# RAG Retrieval System

## Imports

In [1]:
import os
os.environ['USER_AGENT'] = 'JimYin88'

from langchain_openai import ChatOpenAI
from langchain_core.prompts import ChatPromptTemplate
from langchain.chains.combine_documents import create_stuff_documents_chain
# from langchain_community.document_loaders import WebBaseLoader
# from langchain.document_loaders import BSHTMLLoader
from langchain.text_splitter import RecursiveCharacterTextSplitter
from langchain_openai import OpenAIEmbeddings
# from langchain_community.embeddings.openai import OpenAIEmbeddings
from langchain_chroma import Chroma
# from langchain_community.vectorstores.faiss import FAISS
from langchain.chains import create_retrieval_chain
from langchain_community.document_loaders import Docx2txtLoader
from langchain_google_genai import GoogleGenerativeAIEmbeddings

# from langchain_community.document_loaders import UnstructuredRTFLoader
from langchain.schema.output_parser import StrOutputParser

## Loading Environment Variables

In [2]:
from dotenv import load_dotenv
load_dotenv()

True

## Instantiate LLM model

In [3]:
chat_model = ChatOpenAI(model="gpt-4o-mini-2024-07-18",
                        max_completion_tokens=1028,
                        temperature=0.2)

## Load documents

In [4]:
loader = Docx2txtLoader(".\\data\\JimYin-Resume.docx")

docs = loader.load()

## Split documents into chunks

In [5]:
text_splitter = RecursiveCharacterTextSplitter(chunk_size=2000, 
                                               chunk_overlap=20)

splitDocs = text_splitter.split_documents(docs)

In [6]:
embedding_function = GoogleGenerativeAIEmbeddings(model="models/embedding-001")

In [7]:
db = Chroma.from_documents(documents=splitDocs, 
                           embedding=embedding_function, 
                           collection_name="Resume",
                           persist_directory="./resume")

In [8]:
question = "What was Jim C. Yin last job title?"

In [9]:
similar_docs = db.similarity_search(query = question, 
                                    k = 2)

In [10]:
similar_docs

[Document(id='fb8c3f41-7e1a-4eed-aa0e-a5910d40389f', metadata={'source': '.\\data\\JimYin-Resume.docx'}, page_content='Jim C. Yin\n\n101 Darling Ave.\n\nBloomfield, NJ 07003\n\n Cell (626) 675-1990 • jimyin88@gmail.com\n\n\n\n\n\nSUMMARY\tHighly skilled data scientist with extensive expertise in the financial markets, possessing more than 20 years of experience in data science and finance.\n\n\t\t\n\nEXPERIENCE\n\n\n\n\t\t\t1/2023 – 9/2024\tPrudential Financial, Inc.\tNewark, NJ\n\n\t\t\t\t\tSenior Data Scientist\n\n\t\t\t• \tDeveloped various software programs to assist clients in retirement planning, such as a Monte Carlo simulation that accurately projects their life savings and recommends optimal asset allocations based on factors including risk tolerance.\n\n\t\t\t• \tConducted thorough analyses of annuity purchase applications to identify and address potential issues, utilizing similarity searches on advisors with comparable characteristics.

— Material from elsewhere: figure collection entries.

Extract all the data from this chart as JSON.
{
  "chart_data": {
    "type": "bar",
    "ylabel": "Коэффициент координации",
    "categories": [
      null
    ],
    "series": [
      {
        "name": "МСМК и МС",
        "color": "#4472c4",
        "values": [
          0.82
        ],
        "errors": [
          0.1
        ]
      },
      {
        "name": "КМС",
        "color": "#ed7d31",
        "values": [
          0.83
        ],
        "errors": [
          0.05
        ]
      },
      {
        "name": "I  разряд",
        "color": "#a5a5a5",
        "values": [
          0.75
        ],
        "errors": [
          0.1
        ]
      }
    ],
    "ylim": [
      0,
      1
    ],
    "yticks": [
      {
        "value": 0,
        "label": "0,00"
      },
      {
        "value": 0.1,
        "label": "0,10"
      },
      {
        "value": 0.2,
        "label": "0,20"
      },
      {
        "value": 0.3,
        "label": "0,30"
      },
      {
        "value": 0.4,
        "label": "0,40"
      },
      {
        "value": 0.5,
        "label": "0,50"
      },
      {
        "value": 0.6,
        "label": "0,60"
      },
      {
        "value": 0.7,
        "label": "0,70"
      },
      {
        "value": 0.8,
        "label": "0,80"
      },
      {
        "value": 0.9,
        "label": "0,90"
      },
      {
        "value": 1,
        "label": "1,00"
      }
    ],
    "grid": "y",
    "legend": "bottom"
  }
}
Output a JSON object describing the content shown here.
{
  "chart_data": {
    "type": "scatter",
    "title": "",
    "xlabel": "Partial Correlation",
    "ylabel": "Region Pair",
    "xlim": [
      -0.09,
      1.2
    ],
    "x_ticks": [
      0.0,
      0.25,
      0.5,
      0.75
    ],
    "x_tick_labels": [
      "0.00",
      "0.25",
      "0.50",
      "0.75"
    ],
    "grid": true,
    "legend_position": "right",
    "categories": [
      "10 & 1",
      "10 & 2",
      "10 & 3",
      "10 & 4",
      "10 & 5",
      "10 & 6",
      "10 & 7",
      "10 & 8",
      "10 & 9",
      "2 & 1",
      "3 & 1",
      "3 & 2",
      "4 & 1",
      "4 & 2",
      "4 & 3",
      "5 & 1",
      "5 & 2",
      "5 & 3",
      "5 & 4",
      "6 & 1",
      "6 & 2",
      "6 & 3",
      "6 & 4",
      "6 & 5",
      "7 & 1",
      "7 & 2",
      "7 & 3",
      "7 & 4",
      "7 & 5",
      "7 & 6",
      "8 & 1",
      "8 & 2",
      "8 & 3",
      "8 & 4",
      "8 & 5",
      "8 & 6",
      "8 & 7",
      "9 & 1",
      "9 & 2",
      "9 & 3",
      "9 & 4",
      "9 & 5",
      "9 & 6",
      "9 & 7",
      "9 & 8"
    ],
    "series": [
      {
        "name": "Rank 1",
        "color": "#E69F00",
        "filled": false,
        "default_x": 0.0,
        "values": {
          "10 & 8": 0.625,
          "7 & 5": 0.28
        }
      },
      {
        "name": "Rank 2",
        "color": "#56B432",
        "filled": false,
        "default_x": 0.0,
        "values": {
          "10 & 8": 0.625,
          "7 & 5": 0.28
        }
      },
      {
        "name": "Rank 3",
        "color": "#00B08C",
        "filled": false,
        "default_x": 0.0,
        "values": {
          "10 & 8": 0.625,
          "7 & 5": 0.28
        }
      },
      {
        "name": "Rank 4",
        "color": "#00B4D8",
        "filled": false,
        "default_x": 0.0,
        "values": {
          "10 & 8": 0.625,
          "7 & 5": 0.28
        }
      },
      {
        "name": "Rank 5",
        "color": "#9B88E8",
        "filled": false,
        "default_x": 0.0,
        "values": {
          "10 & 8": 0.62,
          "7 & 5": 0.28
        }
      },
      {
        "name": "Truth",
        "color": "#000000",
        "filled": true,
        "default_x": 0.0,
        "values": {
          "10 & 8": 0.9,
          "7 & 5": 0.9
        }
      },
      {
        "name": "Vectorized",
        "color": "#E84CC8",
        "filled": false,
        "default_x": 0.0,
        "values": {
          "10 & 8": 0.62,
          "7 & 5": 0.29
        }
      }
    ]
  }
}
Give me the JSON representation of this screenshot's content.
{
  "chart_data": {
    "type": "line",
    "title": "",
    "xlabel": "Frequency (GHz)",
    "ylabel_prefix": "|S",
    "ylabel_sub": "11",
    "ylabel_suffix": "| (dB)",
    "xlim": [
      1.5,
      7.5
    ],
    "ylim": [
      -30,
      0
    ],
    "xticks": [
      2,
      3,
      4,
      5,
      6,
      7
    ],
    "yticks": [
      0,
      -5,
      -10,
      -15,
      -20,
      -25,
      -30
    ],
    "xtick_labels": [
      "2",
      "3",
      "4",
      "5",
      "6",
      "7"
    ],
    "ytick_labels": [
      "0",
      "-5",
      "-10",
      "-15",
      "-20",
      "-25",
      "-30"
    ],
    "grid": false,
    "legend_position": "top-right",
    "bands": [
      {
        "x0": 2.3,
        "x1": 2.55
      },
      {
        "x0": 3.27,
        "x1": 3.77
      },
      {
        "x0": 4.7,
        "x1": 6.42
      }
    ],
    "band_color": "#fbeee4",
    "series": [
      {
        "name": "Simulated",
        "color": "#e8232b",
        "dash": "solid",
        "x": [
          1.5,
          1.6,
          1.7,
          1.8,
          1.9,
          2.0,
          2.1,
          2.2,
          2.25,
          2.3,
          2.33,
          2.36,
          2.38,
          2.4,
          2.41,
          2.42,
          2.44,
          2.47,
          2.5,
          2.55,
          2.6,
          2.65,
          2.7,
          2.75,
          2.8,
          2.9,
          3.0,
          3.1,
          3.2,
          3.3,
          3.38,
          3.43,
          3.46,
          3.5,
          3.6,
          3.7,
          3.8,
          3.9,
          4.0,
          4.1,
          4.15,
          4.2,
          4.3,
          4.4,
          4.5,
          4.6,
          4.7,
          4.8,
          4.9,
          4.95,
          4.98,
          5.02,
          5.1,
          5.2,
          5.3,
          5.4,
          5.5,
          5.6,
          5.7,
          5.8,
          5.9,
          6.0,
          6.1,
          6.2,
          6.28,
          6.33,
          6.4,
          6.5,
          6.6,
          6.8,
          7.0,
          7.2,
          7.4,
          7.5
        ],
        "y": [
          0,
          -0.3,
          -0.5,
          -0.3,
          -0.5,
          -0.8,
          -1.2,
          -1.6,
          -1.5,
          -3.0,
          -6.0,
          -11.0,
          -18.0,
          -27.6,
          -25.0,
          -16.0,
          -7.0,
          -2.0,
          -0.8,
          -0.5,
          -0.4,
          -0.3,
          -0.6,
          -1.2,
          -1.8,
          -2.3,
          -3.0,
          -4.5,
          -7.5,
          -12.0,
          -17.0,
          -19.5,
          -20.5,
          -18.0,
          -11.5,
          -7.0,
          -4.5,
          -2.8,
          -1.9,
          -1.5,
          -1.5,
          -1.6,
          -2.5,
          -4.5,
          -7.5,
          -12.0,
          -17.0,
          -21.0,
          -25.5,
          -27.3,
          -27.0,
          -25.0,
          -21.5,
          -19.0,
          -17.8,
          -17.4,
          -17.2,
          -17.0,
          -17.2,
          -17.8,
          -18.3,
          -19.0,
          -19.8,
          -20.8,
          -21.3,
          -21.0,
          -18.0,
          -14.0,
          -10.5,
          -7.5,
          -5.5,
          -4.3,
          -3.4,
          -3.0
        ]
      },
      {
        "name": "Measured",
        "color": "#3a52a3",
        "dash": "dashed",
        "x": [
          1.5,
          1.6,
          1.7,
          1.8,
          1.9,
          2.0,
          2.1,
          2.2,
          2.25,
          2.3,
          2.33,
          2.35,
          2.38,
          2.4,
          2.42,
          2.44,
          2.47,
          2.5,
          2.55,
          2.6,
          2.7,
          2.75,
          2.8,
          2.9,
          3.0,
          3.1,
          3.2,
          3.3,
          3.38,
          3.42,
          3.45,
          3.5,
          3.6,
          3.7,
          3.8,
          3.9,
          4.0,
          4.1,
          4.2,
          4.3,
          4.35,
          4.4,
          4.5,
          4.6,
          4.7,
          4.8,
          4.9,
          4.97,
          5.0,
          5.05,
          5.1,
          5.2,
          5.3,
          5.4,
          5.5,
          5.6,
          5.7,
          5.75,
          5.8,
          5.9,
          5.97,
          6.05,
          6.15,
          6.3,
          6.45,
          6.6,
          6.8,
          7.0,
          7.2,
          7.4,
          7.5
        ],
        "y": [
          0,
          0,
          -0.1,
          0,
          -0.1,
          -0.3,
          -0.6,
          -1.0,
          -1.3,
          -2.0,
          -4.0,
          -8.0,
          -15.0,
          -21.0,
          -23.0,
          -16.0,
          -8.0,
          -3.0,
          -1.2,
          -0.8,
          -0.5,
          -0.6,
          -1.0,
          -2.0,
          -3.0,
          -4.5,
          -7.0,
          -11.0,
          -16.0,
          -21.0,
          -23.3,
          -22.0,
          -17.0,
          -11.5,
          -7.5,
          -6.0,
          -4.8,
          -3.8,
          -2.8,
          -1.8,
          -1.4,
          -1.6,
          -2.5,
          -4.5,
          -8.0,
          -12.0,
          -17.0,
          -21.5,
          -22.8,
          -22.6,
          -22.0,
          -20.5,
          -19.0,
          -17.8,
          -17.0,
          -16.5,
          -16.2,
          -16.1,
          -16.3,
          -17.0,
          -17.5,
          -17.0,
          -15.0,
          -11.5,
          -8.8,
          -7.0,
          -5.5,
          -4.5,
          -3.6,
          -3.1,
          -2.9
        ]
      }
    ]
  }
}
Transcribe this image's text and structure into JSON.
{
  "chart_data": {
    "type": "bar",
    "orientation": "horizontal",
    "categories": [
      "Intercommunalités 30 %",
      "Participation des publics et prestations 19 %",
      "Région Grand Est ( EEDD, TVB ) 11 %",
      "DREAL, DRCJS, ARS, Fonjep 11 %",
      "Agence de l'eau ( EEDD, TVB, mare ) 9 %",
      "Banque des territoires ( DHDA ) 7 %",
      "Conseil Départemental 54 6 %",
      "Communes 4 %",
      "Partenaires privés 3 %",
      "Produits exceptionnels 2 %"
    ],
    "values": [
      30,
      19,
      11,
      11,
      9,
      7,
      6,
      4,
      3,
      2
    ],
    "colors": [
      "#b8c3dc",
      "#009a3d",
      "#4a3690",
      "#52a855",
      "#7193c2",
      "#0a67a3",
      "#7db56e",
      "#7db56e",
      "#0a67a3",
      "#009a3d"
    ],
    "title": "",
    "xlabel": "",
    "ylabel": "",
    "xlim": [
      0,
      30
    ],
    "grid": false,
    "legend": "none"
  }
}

Contributed to cost savings for the co

In [11]:
prompt = ChatPromptTemplate.from_template("""
    Answer the user's question.
    Context: {context}
    Question: {input}
    """)

In [12]:
chain = prompt | chat_model | StrOutputParser()

In [13]:
response = chain.invoke({"context": similar_docs,
                         "input": question})

print(response)

Jim C. Yin's last job title was Senior Data Scientist at Prudential Financial, Inc.